Trzech piłkarzy Lechii ma problemy zdrowotne. Piotr Wiśniewski narzeka na ból zęba. Drobne urazy mają Jakub Wawrzyniak i Neven Marković. Do łask może wrócić natomiast Milos Krasić. - To zawodnik z niesamowitym potencjałem. Nie ma co dyskutować o jego przeszłości. W tym tygodniu wyglądał rewelacyjnie na treningu. Mam nadzieję, że pomoże nam w meczu ze Śląskiem - zdradził Banaczek.

Rywal Lechii - Śląsk Wrocław, również dołuje. - Oczywiście jak przed każdym spotkaniem dokonaliśmy analizy przeciwnika. Wychodzę jednak z założenia, że trzeba koncentrować się przede wszystkim na własnym zespole. Chcę skupić się na istotnych rzeczach dotyczących spraw piłkarskich. Do meczu jest bardzo mało czasu. Na indywidualne rozmowy przyjdzie czas w następnym tygodniu. Będę starał się wyczuć jakich zmian oczekują chłopacy - powiedział Dawid Banaczek.

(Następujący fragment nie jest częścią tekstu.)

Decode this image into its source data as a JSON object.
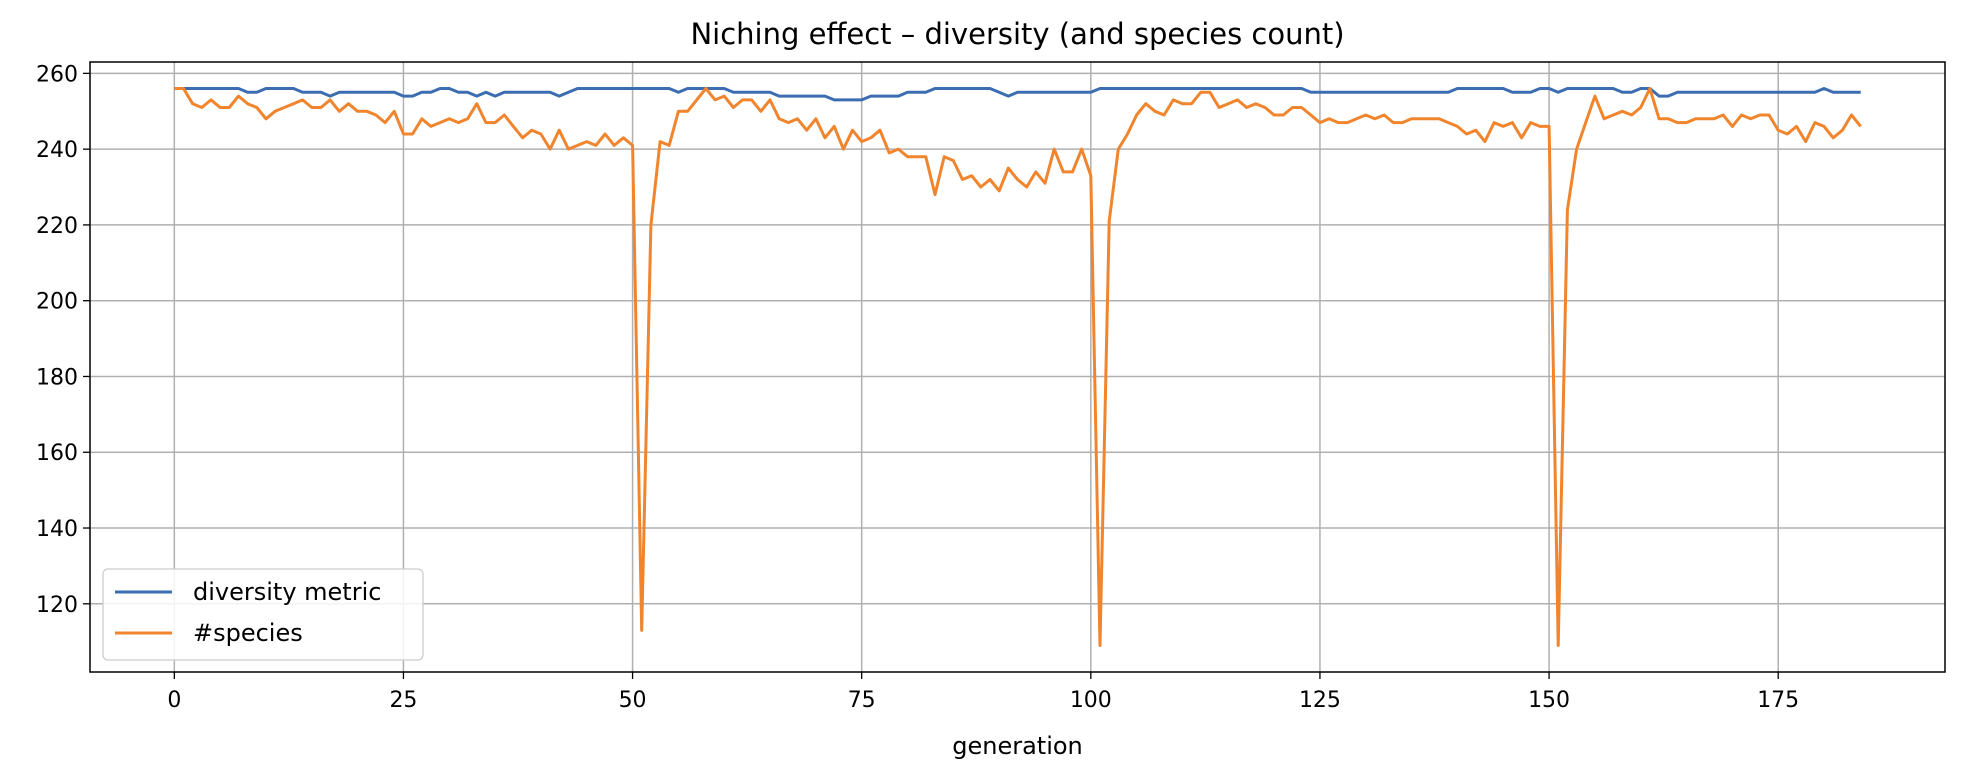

Tymczasowy trener Lechii Gdańsk na boisku zebrał wiele doświadczeń. Grał w sześciu krajach, a karierę trenerską zaczął w 2012 roku jako trener młodzieży w swoim macierzystym klubie. W sezonie 2013/14 prowadził Kaszubię Kościerzyna. - Nie traktuję tego jako szansy na wybicie się. Chcę się skoncentrować na tym, by przygotować drużynę. Co będzie później, jest mniej istotne i nad tym będziemy się zastanawiali za kilka tygodni. Zależy mi na dobrym poczuciu zawodników i dobrej grze. Jestem wychowankiem Lechii. Grałem tu 12 lat i czuję się związany z klubem. To dla mnie dodatkowa motywacja i chcę wyciągnąć Lechię do góry - stwierdził.